Un procès politique fit connaître Gambetta[3] tout à la fin de l’Empire ; c’était un fougueux méridional, à la parole éclatante et large, très avisé, très intelligent, très maître de sa volonté, capable de voir plus haut que les intérêts et les haines de parti : un véritable homme d’État. Je laisse son grand rôle dans la guerre de 1870 : l’orateur seul nous appartient. Il disciplina le parti républicain, en calma les impatiences, lui imposa la confiance en M. Thiers. Il

  1. Biographie : Jules Favre appartint au barreau de Lyon de 1831 à 1836. De 1848 à 1851, il vota tantôt avec la droite, tantôt avec la gauche.
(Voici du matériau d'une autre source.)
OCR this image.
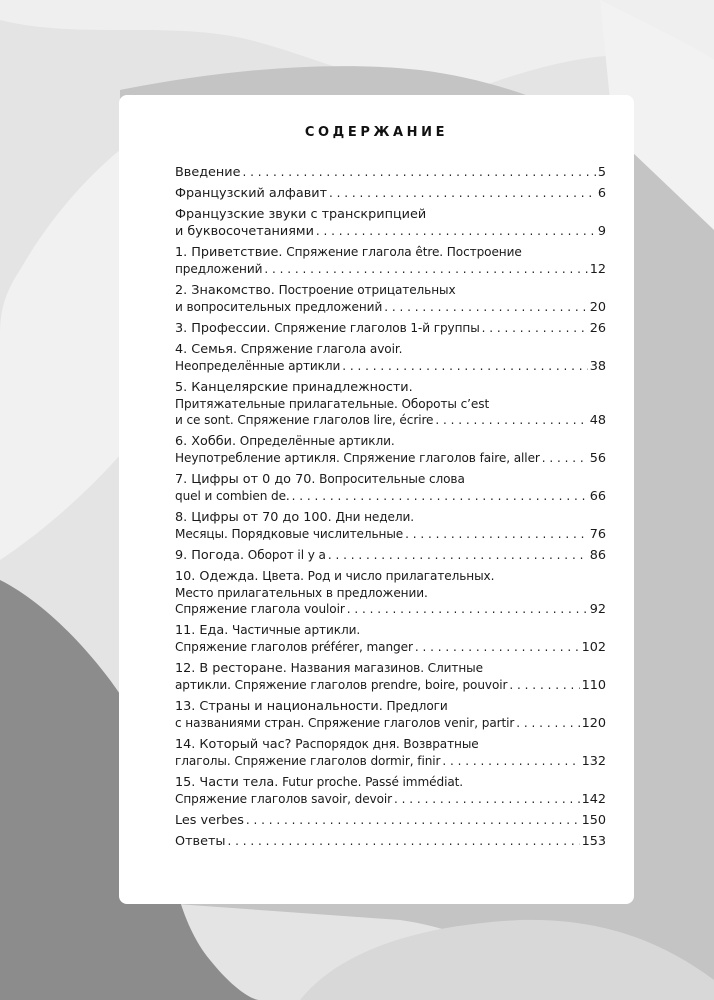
СОДЕРЖАНИЕ
Введение . . .	5
Французский алфавит . . .	6
Французские звуки с транскрипцией
и буквосочетаниями . . .	9
1. Приветствие. Спряжение глагола être. Построение
предложений . . .	12
2. Знакомство. Построение отрицательных
и вопросительных предложений . . .	20
3. Профессии. Спряжение глаголов 1-й группы . . .	26
4. Семья. Спряжение глагола avoir.
Неопределённые артикли . . .	38
5. Канцелярские принадлежности.
Притяжательные прилагательные. Обороты c’est
и ce sont. Спряжение глаголов lire, écrire . . .	48
6. Хобби. Определённые артикли.
Неупотребление артикля. Спряжение глаголов faire, aller . . .	56
7. Цифры от 0 до 70. Вопросительные слова
quel и combien de. . . .	66
8. Цифры от 70 до 100. Дни недели.
Месяцы. Порядковые числительные . . .	76
9. Погода. Оборот il y a . . .	86
10. Одежда. Цвета. Род и число прилагательных.
Место прилагательных в предложении.
Спряжение глагола vouloir . . .	92
11. Еда. Частичные артикли.
Спряжение глаголов préférer, manger . . .	102
12. В ресторане. Названия магазинов. Слитные
артикли. Спряжение глаголов prendre, boire, pouvoir . . .	110
13. Страны и национальности. Предлоги
с названиями стран. Спряжение глаголов venir, partir . . .	120
14. Который час? Распорядок дня. Возвратные
глаголы. Спряжение глаголов dormir, finir . . .	132
15. Части тела. Futur proche. Passé immédiat.
Спряжение глаголов savoir, devoir . . .	142
Les verbes . . .	150
Ответы . . .	153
Député de Paris en 1858, de Lyon en 1863 (élu aussi à Paris), de Paris en 1869. Membre du gouvernement de la Défense Nationale en 1870. Il meurt en 1880, sénateur. — Éditions : Discours parlementaires, 4 vol. in-8, 1881 ; Plaidoyers politiques et judiciaires, in-8, 1882, Plon et Cie.
  2. Italien, qui avait jeté une bombe sous la voiture de l’empereur.
  3. Biographie : Léon Gambetta (1838-1882), de Cahors, plaide en 1868 pour Delescluze ; élu député en 1869 à Paris et à Marseille. Membre du gouvernement de la Défense Nationale en 1870, chef de la délégation de Tours. Président du conseil en 1881. — Édition : Discours et plaidoyers politiques, Charpentier, 11 vol. in-8, 1881-85. P. B. Gheusi, Gambetta par Gambetta (Lettres), 1909.